Francis and Keith Smith [pictured], from Warwick and Kenilworth Bookshops handed in the petition to Number 10 at 11am today (24th April), accompanied by Public Accounts Committee chairman Margaret Hodge; Warwick and Leamington MP Chris White; author Danny Dorling; and their son David Smith and his partner Jennifer Sterjevitch.
Stephen Fry expressed his support for the petition yesterday (23rd April) and Booksellers Association chief executive Tim Godfray also attended in support.
More than 150,000 people have signed the petition calling on Amazon to pay its fair share of corporation tax in the UK, after an investigation revealed the online giant paid a tiny amount of corporation tax in the UK on sales of £3.3bn in 2011.

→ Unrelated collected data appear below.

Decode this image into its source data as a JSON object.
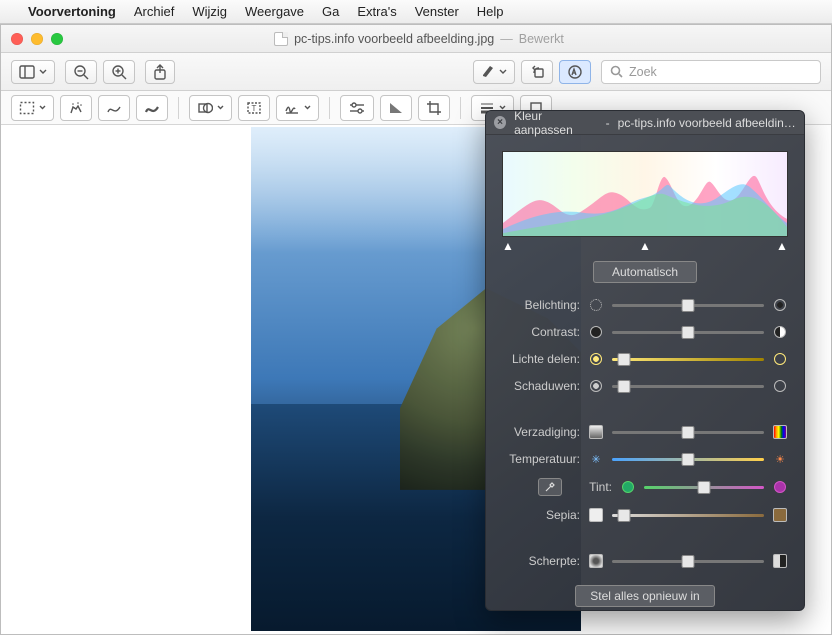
{
  "menubar": {
    "app": "Voorvertoning",
    "items": [
      "Archief",
      "Wijzig",
      "Weergave",
      "Ga",
      "Extra's",
      "Venster",
      "Help"
    ]
  },
  "window": {
    "doc_title": "pc-tips.info voorbeeld afbeelding.jpg",
    "status": "Bewerkt"
  },
  "search": {
    "placeholder": "Zoek"
  },
  "panel": {
    "title_prefix": "Kleur aanpassen",
    "title_doc": "pc-tips.info voorbeeld afbeelding.jpg",
    "auto_label": "Automatisch",
    "reset_label": "Stel alles opnieuw in",
    "sliders": {
      "exposure": {
        "label": "Belichting:",
        "value": 50,
        "track": "#777"
      },
      "contrast": {
        "label": "Contrast:",
        "value": 50,
        "track": "#777"
      },
      "highlights": {
        "label": "Lichte delen:",
        "value": 8,
        "track": "linear-gradient(90deg,#ffe97a,#a08300)"
      },
      "shadows": {
        "label": "Schaduwen:",
        "value": 8,
        "track": "#777"
      },
      "saturation": {
        "label": "Verzadiging:",
        "value": 50,
        "track": "#777"
      },
      "temperature": {
        "label": "Temperatuur:",
        "value": 50,
        "track": "linear-gradient(90deg,#4aa3ff,#ffcf4a)"
      },
      "tint": {
        "label": "Tint:",
        "value": 50,
        "track": "linear-gradient(90deg,#56d36a,#d356c7)"
      },
      "sepia": {
        "label": "Sepia:",
        "value": 8,
        "track": "linear-gradient(90deg,#ddd,#8a6a3d)"
      },
      "sharpness": {
        "label": "Scherpte:",
        "value": 50,
        "track": "#777"
      }
    }
  }
}
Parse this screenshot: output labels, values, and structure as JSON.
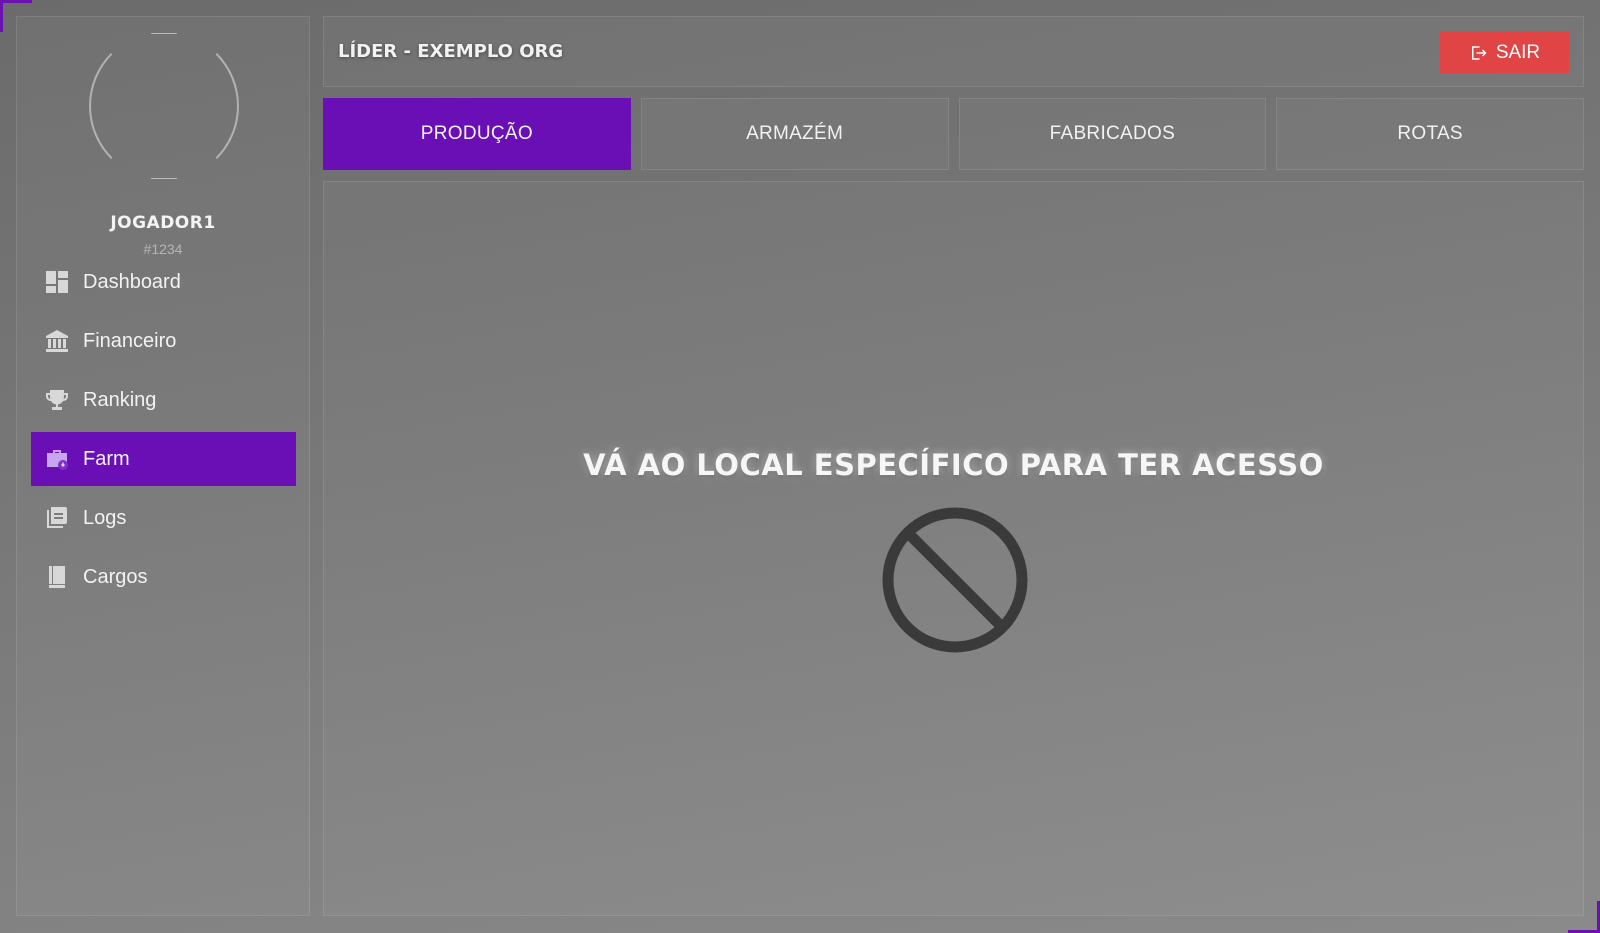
{
  "sidebar": {
    "username": "JOGADOR1",
    "user_id": "#1234",
    "items": [
      {
        "label": "Dashboard",
        "icon": "dashboard-icon",
        "active": false
      },
      {
        "label": "Financeiro",
        "icon": "bank-icon",
        "active": false
      },
      {
        "label": "Ranking",
        "icon": "trophy-icon",
        "active": false
      },
      {
        "label": "Farm",
        "icon": "briefcase-icon",
        "active": true
      },
      {
        "label": "Logs",
        "icon": "document-icon",
        "active": false
      },
      {
        "label": "Cargos",
        "icon": "book-icon",
        "active": false
      }
    ]
  },
  "header": {
    "title": "LÍDER - EXEMPLO ORG",
    "exit_label": "SAIR"
  },
  "tabs": [
    {
      "label": "PRODUÇÃO",
      "active": true
    },
    {
      "label": "ARMAZÉM",
      "active": false
    },
    {
      "label": "FABRICADOS",
      "active": false
    },
    {
      "label": "ROTAS",
      "active": false
    }
  ],
  "content": {
    "message": "VÁ AO LOCAL ESPECÍFICO PARA TER ACESSO",
    "icon": "blocked-icon"
  },
  "colors": {
    "accent": "#6a0fb5",
    "exit": "#e04444"
  }
}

Frances Smith said: “It is a very proud moment to have reached this stage and the next step is to talk to Margaret Hodge and Chris White and keep putting pressure on the government to so something in the long term.” She added: “A hundred thousand people are telling the prime minister to take action on this issue. We’ve heard some warm words from government on clamping down on the tax avoiders, but not so much action. Surely it’s about time that all companies who choose to do business and make profits in this country pay a reasonable amount of tax on their operations, just like we do.”
Brie Rogers Lowery, UK campaigns director at Change.org, the website where the petition is registered, said the Smiths had shown the internet meant everyone could get involved in campaigning. “Their campaign has taken the fight direct to Amazon via Downing Street —and shown that the power to build movements is firmly in the hands of the people,” she said.
Hodge told The Bookseller there had to be a level playing field between online and independent booksellers. “We all care about our local bookshops and bookshops like Francis and Keith’s pay their taxes, so if Amazon doesn’t it is unfair competition."
She added that she thought the “public outrage” over the issue had given Amazon a bad reputation.